Because meeting your mate and having them not know? Watching them date other people while you lurk in the shadows like some lovesick stalker? That was a special kind of hell I wouldn’t wish on my worst enemy.

And I’d had practice with hell. Greywatch had made sure of that.

The memory slammed into me, in full technicolour glory—me, strapped to that chair in the medical wing, electrodes attached to my temples while they tried to force my wolf to shift.

The taste of my blood when they’d split my lip during “enhanced interrogation training.” The cold steel of the examination table where they’d taken tissue samples to understand how shifter healing worked.

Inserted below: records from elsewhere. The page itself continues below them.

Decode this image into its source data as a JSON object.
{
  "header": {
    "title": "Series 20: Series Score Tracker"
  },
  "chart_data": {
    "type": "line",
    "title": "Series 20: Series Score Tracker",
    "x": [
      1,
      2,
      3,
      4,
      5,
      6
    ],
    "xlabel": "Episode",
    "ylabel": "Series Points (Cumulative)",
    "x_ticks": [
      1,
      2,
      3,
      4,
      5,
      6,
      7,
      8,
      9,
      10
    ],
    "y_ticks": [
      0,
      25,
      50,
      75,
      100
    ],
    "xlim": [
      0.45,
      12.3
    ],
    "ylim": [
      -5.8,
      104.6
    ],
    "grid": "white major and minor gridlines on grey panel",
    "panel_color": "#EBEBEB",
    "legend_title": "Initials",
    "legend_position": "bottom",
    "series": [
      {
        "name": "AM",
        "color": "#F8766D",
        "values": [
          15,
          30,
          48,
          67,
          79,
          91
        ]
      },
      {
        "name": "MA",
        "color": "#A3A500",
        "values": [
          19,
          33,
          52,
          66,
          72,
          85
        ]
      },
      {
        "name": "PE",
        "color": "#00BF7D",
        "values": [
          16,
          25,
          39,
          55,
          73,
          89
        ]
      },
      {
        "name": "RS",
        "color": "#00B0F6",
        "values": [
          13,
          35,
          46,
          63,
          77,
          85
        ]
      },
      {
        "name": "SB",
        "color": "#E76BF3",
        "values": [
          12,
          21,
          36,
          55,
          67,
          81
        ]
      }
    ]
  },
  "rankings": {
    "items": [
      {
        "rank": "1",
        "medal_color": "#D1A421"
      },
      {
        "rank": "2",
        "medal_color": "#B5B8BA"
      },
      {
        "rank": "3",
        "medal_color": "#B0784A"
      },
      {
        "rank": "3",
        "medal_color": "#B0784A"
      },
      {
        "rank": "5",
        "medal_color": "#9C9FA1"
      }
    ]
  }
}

That had been torture. But this? This was almost worse, because at least at Greywatch I’d known it would end eventually.

Either they’d discharge me or I’d die trying to escape.

But Felix would be part of my life for as long as we both stayed at Killigrew Street.

Which could be literal decades. Watching him fall in love with someone else, maybe even marry them, build a life that would never include me except as the pathetic bastard who hung around the edges, desperate for scraps of attention.

Was I doomed to be tortured one way or another for the rest of my life?

“Bloody hell, Kit,” I muttered to myself, scrubbing my hands over my face. “Pull yourself together, mate.”

I dragged myself up the stairs, forcing my spine straight and my expression neutral. If Priya was right and the police did come sniffing around, I needed to make sure our security was airtight.